Subject-independent Classification of Meditative State from the Resting State using EEG
Jerrin Thomas Panachakel, Pradeep Kumar G., Suryaa Seran, Kanishka Sharma, Ramakrishnan Angarai Ganesan
TL;DR
This work tackles the challenge of subject-independent EEG classification of Rajyoga meditation versus resting state. It compares three architectures—CSP-LDA, CSP-LDA-LSTM, and SVD-NN—and demonstrates that CSP-LDA-LSTM attains up to $98.2\%$ intra-subject accuracy in the high-gamma band, while SVD-NN achieves $96.4\%$ inter-subject accuracy in the beta band, indicating strong cross-subject generalization.

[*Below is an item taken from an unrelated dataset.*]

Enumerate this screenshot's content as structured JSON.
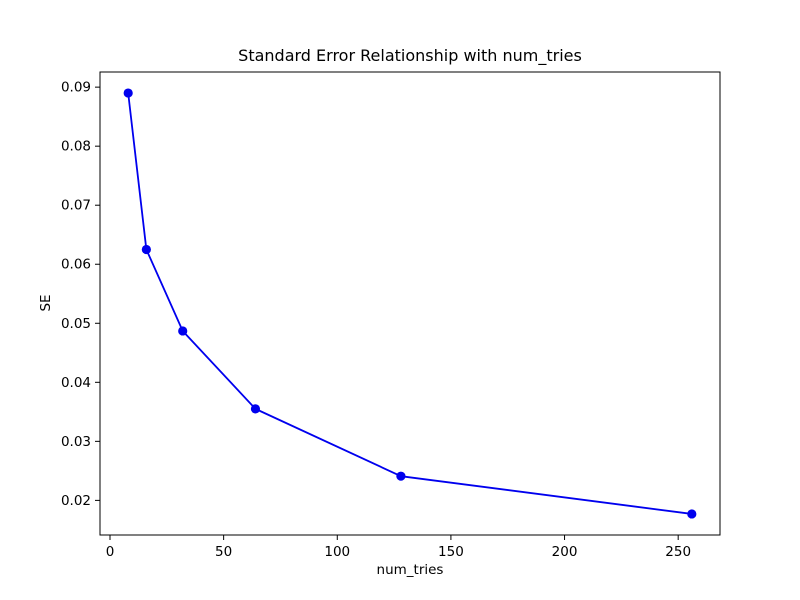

The study reveals frequency-band–dependent discriminability, with gamma bands bright for CSP-based methods and beta bands favorable for SVD-NN, and shows regularization or increased filter counts do not always improve performance. These findings suggest practical potential for objective, subject-independent assessment of meditation depth and state, as well as applicability to identifying other altered states of consciousness. All math-related notation is presented in $...$ format to ensure precise reporting of the methods and results.
Abstract
While it is beneficial to objectively determine whether a subject is meditating, most research in the literature reports good results only in a subject-dependent manner. This study aims to distinguish the modified state of consciousness experienced during Rajyoga meditation from the resting state of the brain in a subject-independent manner using EEG data. Three architectures have been proposed and evaluated: The CSP-LDA Architecture utilizes common spatial pattern (CSP) for feature extraction and linear discriminant analysis (LDA) for classification. The CSP-LDA-LSTM Architecture employs CSP for feature extraction, LDA for dimensionality reduction, and long short-term memory (LSTM) networks for classification, modeling the binary classification problem as a sequence learning problem. The SVD-NN Architecture uses singular value decomposition (SVD) to select the most relevant components of the EEG signals and a shallow neural network (NN) for classification. The CSP-LDA-LSTM architecture gives the best performance with 98.2% accuracy for intra-subject classification. The SVD-NN architecture provides significant performance with 96.4\% accuracy for inter-subject classification. This is comparable to the best-reported accuracies in the literature for intra-subject classification. Both architectures are capable of capturing subject-invariant EEG features for effectively classifying the meditative state from the resting state. The high intra-subject and inter-subject classification accuracies indicate these systems' robustness and their ability to generalize across different subjects.